Since our first meeting, Dr. Atz kept telling me her goal was to help me live my best life every step of the way. Whatever my test results, she always reminded me clear scans were not the goal...they were only a means to our goal. Cancer made me realize that "now" is all any of us really has-sick or healthy...that every day is a gift. How do I want to use this gift of today? Clearly, there's no right answer...or easy answer.


Dr. Atz believes there is a best answer for me-and I'm the only person who can find it. The last thing she said before I left her office was to listen to my hopes, because "Where there is hope, there is life."


Maybe the key to solving my dilemma is figuring out which hopes can help me live my best life now. Will I find the most meaning and most happiness by holding on to any sliver of hope of treatment? Or by letting go of that hope and by making quality of life my number one hope?


I wish I could have both hopes. I can't. It comes down to deciding which hope takes priority, which one I hope for more. (long pause)

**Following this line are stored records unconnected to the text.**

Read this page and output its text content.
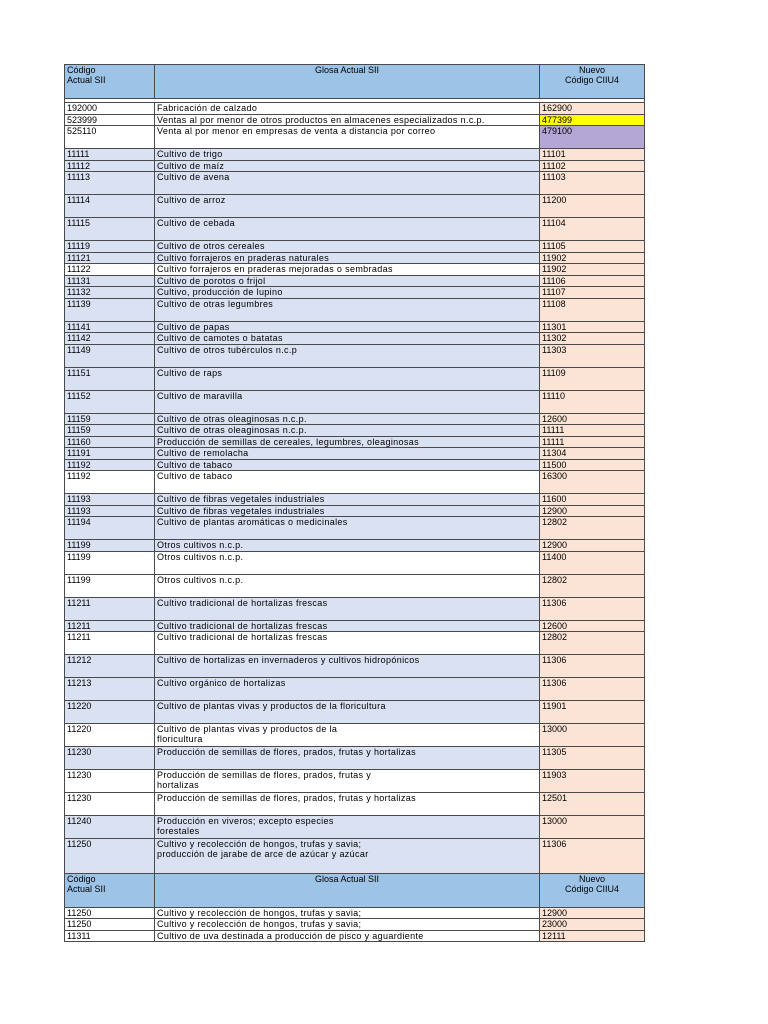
Código
Actual SII	Glosa Actual SII	Nuevo
Código CIIU4

192000	Fabricación de calzado	162900
523999	Ventas al por menor de otros productos en almacenes especializados n.c.p.	477399
525110	Venta al por menor en empresas de venta a distancia por correo	479100
11111	Cultivo de trigo	11101
11112	Cultivo de maíz	11102
11113	Cultivo de avena	11103
11114	Cultivo de arroz	11200
11115	Cultivo de cebada	11104
11119	Cultivo de otros cereales	11105
11121	Cultivo forrajeros en praderas naturales	11902
11122	Cultivo forrajeros en praderas mejoradas o sembradas	11902
11131	Cultivo de porotos o frijol	11106
11132	Cultivo, producción de lupino	11107
11139	Cultivo de otras legumbres	11108
11141	Cultivo de papas	11301
11142	Cultivo de camotes o batatas	11302
11149	Cultivo de otros tubérculos n.c.p	11303
11151	Cultivo de raps	11109
11152	Cultivo de maravilla	11110
11159	Cultivo de otras oleaginosas n.c.p.	12600
11159	Cultivo de otras oleaginosas n.c.p.	11111
11160	Producción de semillas de cereales, legumbres, oleaginosas	11111
11191	Cultivo de remolacha	11304
11192	Cultivo de tabaco	11500
11192	Cultivo de tabaco	16300
11193	Cultivo de fibras vegetales industriales	11600
11193	Cultivo de fibras vegetales industriales	12900
11194	Cultivo de plantas aromáticas o medicinales	12802
11199	Otros cultivos n.c.p.	12900
11199	Otros cultivos n.c.p.	11400
11199	Otros cultivos n.c.p.	12802
11211	Cultivo tradicional de hortalizas frescas	11306
11211	Cultivo tradicional de hortalizas frescas	12600
11211	Cultivo tradicional de hortalizas frescas	12802
11212	Cultivo de hortalizas en invernaderos y cultivos hidropónicos	11306
11213	Cultivo orgánico de hortalizas	11306
11220	Cultivo de plantas vivas y productos de la floricultura	11901
11220	Cultivo de plantas vivas y productos de la
floricultura	13000
11230	Producción de semillas de flores, prados, frutas y hortalizas	11305
11230	Producción de semillas de flores, prados, frutas y
hortalizas	11903
11230	Producción de semillas de flores, prados, frutas y hortalizas	12501
11240	Producción en viveros; excepto especies
forestales	13000
11250	Cultivo y recolección de hongos, trufas y savia;
producción de jarabe de arce de azúcar y azúcar	11306
Código
Actual SII	Glosa Actual SII	Nuevo
Código CIIU4
11250	Cultivo y recolección de hongos, trufas y savia;	12900
11250	Cultivo y recolección de hongos, trufas y savia;	23000
11311	Cultivo de uva destinada a producción de pisco y aguardiente	12111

Given my chances with each option, and the pros and cons of each option, I think I know. As much as I want to stop thinking about this and be done, I'll wait at least a day before doing anything. Then I'll call Dr. Atz's office with my decision.


This view from the other side of the stethoscope doesn't reveal what the patient decided. Without knowing his top-priority hope, it's impossible to deduce from the soliloquy. That scripted ambiguity highlights that the best decision is not determined by statistics or medical information, but by patients' ability to weigh the pros and cons of each option in the context of their values.


The best you can do in the face of uncertainty is to facilitate your patients' efforts to choose. By sharing insights and decision-making tips along with medical information, you help them process the information and reflect on their values throughout the decision-making. Then, whatever the outcome, everyone can take comfort in knowing patients took the best path for them, a path lined with the hope that enabled them to live as well as possible.